2. The plaintiff's suit is not maintainable because his right to assess rent on the niskar tanks has not accrued It cannot, therefore, be defeated by reason of the twelve years' rule of limitation.
3. The Subordinate Judge has discussed the defendant's title as derived from the sanad chitti granted by the plaintiff's predecessor in the year 1866. I attach no importance to the fact that this sanad was not produced in the trial of the present suit. It is common ground that the sanads set up or produced in this litigation were of the same type, and we have the specimen in Mharaja Birerdra Kishore Manikya Bahadur v. Akram Ali 13 Ind. Cas. 513. The sanad chitti merely gave permission to re-excavate an old tank: nothing was said as to rent having been paid in the past or being payable at any future time. The plaintiff is estopped from claiming any rent so long as the tank is used for the purposes contemplated by the parties in the year 1866.

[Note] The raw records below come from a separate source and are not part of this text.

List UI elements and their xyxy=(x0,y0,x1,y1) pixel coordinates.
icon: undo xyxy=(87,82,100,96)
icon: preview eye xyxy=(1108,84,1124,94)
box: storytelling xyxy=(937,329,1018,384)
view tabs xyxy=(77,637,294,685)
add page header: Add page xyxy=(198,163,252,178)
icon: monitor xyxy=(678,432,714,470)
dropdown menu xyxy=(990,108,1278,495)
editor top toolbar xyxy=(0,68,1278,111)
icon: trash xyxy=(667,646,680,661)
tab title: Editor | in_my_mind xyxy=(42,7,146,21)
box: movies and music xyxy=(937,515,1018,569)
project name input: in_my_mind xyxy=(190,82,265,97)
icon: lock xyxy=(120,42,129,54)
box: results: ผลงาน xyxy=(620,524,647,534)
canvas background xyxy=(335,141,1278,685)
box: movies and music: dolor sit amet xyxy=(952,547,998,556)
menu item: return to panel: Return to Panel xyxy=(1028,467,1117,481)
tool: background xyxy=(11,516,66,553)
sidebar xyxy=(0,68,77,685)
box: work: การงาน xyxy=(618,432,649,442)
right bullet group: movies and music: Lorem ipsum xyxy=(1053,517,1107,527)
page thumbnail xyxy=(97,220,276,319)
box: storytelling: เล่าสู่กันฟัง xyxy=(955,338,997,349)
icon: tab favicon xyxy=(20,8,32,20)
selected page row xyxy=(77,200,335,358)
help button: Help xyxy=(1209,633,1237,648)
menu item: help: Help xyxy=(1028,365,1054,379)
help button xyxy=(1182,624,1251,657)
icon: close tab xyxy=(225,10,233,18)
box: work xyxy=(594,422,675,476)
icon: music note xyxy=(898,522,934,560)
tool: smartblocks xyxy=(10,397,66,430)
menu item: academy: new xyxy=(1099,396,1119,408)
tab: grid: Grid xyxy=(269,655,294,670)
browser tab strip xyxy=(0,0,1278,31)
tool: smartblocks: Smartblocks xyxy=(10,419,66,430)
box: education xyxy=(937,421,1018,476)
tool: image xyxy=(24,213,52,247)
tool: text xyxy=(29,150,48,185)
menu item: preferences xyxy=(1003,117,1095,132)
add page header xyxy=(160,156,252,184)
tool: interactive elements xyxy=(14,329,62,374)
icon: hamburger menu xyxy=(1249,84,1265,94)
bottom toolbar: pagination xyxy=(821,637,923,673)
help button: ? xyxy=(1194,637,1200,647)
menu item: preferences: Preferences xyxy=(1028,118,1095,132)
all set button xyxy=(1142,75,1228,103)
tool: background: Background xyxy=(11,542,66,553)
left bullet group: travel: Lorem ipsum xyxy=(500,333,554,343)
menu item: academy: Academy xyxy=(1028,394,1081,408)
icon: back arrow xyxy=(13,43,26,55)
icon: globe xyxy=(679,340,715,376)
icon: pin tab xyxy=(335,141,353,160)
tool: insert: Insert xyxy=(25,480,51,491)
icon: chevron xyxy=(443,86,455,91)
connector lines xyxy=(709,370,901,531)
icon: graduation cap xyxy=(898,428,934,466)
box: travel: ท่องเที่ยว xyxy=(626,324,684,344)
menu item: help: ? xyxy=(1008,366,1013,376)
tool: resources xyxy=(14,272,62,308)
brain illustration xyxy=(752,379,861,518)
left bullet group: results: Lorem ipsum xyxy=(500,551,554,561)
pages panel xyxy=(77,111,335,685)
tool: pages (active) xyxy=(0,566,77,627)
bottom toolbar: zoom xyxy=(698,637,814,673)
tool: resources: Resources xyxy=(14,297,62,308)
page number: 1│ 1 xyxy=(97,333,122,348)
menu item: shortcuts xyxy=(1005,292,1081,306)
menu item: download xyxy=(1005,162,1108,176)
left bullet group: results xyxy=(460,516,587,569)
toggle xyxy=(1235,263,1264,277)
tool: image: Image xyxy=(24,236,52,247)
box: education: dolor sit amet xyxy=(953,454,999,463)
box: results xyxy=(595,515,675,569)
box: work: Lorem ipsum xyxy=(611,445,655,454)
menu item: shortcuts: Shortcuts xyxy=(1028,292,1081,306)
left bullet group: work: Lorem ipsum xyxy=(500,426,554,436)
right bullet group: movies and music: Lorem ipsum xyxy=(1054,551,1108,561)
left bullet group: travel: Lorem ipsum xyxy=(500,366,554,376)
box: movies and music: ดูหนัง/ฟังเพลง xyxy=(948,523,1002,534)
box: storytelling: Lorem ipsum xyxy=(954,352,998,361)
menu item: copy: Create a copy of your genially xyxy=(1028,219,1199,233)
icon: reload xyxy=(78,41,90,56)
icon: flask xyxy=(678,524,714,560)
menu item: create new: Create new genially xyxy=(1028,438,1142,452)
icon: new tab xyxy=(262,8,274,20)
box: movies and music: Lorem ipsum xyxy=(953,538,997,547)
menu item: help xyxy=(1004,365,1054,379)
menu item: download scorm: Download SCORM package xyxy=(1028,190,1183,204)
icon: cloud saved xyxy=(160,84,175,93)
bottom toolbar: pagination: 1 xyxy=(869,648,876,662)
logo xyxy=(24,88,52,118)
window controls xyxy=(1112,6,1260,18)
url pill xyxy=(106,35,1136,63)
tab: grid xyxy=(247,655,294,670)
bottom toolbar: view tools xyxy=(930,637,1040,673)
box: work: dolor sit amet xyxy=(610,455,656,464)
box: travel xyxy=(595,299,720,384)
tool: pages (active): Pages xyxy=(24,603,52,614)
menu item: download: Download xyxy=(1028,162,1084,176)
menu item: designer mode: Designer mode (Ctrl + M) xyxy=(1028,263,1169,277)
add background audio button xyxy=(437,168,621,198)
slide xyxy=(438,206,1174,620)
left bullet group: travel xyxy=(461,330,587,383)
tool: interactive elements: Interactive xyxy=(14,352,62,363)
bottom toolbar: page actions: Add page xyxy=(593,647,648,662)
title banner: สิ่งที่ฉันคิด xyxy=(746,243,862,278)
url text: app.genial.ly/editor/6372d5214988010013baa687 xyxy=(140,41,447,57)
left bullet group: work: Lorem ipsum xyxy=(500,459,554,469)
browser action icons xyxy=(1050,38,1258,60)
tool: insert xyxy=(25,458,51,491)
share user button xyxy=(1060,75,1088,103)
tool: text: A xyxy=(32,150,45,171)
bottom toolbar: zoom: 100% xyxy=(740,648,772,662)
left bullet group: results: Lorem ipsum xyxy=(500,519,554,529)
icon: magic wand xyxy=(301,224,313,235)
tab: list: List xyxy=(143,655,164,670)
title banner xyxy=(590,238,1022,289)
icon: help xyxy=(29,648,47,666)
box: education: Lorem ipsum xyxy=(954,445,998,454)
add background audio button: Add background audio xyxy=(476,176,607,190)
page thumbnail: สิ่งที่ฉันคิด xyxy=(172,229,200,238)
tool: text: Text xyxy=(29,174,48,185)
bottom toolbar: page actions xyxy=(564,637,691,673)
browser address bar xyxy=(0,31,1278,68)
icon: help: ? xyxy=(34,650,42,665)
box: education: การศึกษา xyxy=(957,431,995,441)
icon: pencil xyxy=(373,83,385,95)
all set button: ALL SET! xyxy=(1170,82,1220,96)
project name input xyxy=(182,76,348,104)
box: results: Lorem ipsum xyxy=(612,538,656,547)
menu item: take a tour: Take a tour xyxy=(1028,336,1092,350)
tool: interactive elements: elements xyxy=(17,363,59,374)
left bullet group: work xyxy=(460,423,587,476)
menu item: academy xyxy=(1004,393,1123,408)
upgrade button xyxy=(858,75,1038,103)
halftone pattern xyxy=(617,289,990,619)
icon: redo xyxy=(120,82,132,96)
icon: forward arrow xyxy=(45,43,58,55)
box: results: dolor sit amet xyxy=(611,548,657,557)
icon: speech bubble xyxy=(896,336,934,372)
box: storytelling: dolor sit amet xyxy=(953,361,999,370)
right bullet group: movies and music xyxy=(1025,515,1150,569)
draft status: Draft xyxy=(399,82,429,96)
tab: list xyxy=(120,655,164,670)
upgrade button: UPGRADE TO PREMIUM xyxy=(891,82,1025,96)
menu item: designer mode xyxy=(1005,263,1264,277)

4. The appeal is allowed with costs here and heretofore. The plaintiff's suit is dismissed.
D. Chatterjee, J.
5. This case is very similar to Maharaja Birendra Kishore Manikya Bahadur v. Akram Ali 13 Ind. Cas. 513 and the reasons given in my judgment in that ease apply. It is true that the sanad has not been filed in this case but it was filed in the previous cases between the ancestors of the defendants and the Maharaja and his ijaradars and also before the Settlement Officer and was to the same effect as in that case. The said previous litigation seems to throw some light on the question in controversy in this ease. The ijaradars under the Maharaja having dispossessed the defendant's ancestor of some lands covered by the tank with its banks encroachments on the khas lands of the mehal the latter brought a possessory suit and got a decree. The ijaradars brought a regular suit and the Court held the lands were included in the sanad. After that--in 1874--the Maharaja brought a suit for the resumption of some lands said to have been encroached upon by the defendant in excess of the land covered by the sanad and that suit was dismissed on the same ground. Evidently, the Maharaja thought that no claim could be made for the sin d lands.
6. This appeal must, therefore, be decreed with costs.